Cynthia Aku

Personal information
- Full name: Cynthia Onyedikachi Aku
- Date of birth: 31 December 1999 (age 26)
- Place of birth: Nigeria
- Height: 1.64 m (5 ft 5 in)
- Position: Forward

Team information
- Current team: Ataşehir Belediyespor

Senior career*
- Years: Team / Apps / (Gls)
- Rivers Angels
- 2022: Kireçburnu Spor / 13 / (0)
- 2022–: Ataşehir Belediyespor / 10 / (12)

International career
- Nigeria

= Cynthia Aku =

Nigerian professional footballer

Cynthia Onyedikachi Aku (born 31 December 1999) is a Nigerian professional footballer, who plays as a forward for Ataşehir Belediyespor in the Turkish Women's Football Super League.

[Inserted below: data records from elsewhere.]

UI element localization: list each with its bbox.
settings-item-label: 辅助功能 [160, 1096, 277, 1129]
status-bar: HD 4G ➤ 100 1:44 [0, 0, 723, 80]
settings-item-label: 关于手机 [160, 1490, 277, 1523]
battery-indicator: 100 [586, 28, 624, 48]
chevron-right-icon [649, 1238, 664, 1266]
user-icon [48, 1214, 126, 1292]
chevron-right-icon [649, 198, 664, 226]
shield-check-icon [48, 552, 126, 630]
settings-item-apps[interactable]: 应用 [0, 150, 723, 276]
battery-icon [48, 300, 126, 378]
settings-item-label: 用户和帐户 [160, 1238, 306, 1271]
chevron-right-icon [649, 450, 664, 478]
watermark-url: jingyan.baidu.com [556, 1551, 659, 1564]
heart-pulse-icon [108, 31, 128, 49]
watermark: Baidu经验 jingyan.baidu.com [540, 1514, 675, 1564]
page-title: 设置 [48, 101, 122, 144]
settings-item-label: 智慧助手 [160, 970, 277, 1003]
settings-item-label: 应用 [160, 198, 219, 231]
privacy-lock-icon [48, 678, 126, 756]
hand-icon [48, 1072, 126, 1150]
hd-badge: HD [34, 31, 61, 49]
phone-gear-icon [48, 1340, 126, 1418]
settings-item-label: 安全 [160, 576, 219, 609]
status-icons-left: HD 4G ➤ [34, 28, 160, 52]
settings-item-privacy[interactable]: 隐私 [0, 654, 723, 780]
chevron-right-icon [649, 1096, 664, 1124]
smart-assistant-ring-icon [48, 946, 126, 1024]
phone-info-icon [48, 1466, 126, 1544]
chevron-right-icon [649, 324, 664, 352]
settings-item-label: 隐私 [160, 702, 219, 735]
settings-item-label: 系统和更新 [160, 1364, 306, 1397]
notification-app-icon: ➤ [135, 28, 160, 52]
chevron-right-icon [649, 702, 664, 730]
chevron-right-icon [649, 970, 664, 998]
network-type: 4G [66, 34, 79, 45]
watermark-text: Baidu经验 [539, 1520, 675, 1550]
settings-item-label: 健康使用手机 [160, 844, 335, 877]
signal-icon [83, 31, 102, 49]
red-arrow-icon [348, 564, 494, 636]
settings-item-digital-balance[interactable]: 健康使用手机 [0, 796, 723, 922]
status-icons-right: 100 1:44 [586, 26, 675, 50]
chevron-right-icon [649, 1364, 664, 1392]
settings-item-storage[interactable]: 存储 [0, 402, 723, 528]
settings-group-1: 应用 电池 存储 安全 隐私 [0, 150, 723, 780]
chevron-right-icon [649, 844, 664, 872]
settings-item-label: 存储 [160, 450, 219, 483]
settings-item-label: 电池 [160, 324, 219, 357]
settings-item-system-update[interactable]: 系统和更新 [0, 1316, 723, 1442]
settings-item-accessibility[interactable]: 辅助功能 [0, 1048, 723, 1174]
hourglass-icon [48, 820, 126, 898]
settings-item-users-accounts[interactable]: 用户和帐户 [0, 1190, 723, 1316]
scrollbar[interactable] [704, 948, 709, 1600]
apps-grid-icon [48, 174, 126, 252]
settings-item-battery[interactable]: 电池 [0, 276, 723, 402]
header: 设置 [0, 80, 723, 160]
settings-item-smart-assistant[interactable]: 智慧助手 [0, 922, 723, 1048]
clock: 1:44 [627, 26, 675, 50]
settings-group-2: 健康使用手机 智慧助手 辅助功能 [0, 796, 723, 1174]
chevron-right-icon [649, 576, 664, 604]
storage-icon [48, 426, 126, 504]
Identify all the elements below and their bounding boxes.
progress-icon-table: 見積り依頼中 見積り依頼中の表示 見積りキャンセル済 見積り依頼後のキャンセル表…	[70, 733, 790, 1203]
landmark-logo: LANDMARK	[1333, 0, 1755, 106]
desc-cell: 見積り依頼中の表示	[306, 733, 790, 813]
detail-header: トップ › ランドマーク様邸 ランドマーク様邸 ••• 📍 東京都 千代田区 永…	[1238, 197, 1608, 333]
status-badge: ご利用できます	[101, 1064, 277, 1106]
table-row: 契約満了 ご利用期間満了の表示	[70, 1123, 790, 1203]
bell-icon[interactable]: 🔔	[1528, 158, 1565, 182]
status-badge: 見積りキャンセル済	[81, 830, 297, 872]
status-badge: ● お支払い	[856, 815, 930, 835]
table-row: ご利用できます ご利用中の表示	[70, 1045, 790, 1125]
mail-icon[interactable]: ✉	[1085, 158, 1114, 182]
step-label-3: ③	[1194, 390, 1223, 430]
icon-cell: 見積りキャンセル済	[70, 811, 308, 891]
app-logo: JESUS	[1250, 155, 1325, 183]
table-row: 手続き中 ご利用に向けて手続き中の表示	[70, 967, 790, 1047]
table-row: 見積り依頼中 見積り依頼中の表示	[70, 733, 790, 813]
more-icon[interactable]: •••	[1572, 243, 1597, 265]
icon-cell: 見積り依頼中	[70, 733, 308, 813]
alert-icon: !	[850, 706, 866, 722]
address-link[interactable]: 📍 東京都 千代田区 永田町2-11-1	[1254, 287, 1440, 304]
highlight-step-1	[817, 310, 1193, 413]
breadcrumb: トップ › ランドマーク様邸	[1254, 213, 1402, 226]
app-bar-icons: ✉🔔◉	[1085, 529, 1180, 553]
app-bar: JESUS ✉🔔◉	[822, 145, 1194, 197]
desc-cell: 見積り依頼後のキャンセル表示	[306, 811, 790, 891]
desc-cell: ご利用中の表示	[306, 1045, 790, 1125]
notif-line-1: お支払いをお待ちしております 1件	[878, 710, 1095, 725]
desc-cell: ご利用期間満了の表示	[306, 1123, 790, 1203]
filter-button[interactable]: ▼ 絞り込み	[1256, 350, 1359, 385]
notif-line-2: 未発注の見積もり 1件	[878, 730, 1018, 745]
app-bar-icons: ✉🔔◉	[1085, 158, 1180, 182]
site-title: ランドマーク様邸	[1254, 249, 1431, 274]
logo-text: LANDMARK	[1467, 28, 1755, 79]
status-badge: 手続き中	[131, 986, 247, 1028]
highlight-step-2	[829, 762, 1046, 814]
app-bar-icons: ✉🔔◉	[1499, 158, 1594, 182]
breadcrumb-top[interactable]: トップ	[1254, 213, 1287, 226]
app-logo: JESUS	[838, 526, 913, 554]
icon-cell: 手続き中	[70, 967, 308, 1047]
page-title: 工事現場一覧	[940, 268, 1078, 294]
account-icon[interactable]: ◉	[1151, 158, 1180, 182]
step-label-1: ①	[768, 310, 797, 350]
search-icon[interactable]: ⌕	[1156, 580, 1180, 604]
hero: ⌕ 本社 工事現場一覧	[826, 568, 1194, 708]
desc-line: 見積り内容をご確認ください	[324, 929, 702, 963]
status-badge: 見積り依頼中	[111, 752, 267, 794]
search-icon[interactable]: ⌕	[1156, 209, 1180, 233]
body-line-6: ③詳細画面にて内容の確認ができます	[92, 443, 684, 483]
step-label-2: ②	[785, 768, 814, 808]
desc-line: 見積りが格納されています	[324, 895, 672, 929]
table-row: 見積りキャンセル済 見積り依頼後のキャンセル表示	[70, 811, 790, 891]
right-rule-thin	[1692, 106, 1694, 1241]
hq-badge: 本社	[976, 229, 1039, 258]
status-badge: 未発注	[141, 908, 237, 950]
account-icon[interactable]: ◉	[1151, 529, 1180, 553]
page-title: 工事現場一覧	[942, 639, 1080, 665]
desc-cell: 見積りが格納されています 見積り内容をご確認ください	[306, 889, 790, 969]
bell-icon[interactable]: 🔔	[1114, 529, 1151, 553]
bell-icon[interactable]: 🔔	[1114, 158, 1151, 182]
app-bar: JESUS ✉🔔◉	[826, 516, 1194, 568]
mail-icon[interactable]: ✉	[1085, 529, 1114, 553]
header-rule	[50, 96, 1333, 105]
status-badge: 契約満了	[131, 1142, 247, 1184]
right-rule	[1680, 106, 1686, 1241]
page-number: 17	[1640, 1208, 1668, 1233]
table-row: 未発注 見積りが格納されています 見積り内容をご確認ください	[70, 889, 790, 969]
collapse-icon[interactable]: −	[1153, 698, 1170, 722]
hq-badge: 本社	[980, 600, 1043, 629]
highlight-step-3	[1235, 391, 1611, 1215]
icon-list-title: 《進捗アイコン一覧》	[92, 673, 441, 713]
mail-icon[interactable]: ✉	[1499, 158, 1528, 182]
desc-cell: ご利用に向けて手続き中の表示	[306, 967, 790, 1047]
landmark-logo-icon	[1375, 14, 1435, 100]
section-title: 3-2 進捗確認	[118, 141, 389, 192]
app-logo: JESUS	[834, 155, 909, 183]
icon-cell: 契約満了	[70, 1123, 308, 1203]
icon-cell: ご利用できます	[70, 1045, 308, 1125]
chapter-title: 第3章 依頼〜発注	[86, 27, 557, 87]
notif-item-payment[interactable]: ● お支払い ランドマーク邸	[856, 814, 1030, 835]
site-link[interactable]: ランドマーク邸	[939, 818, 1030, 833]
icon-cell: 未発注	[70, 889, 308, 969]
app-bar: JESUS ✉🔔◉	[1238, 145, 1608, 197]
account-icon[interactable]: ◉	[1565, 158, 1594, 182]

She represented Nigeria at youth level, before making her debut for the senior team.

== Club career ==
Aku played in her country for Rivers Angels in the Nigeria Women Premier League.

In the beginning of 2022, she moved to Turkey, and joined the Istanbul-based club Kireçburnu Spor to play in the 2021-22 Turkish Women's Football Super League. On 14 October 2022, she transferred to Ataşehir Belediyespor for the 2022-23 Women's Super League season.

== International career ==
At the 2019 WAFU Zone B Women's Cup, Aku was named player of the match in Nigeria's 15–0 victory against Niger.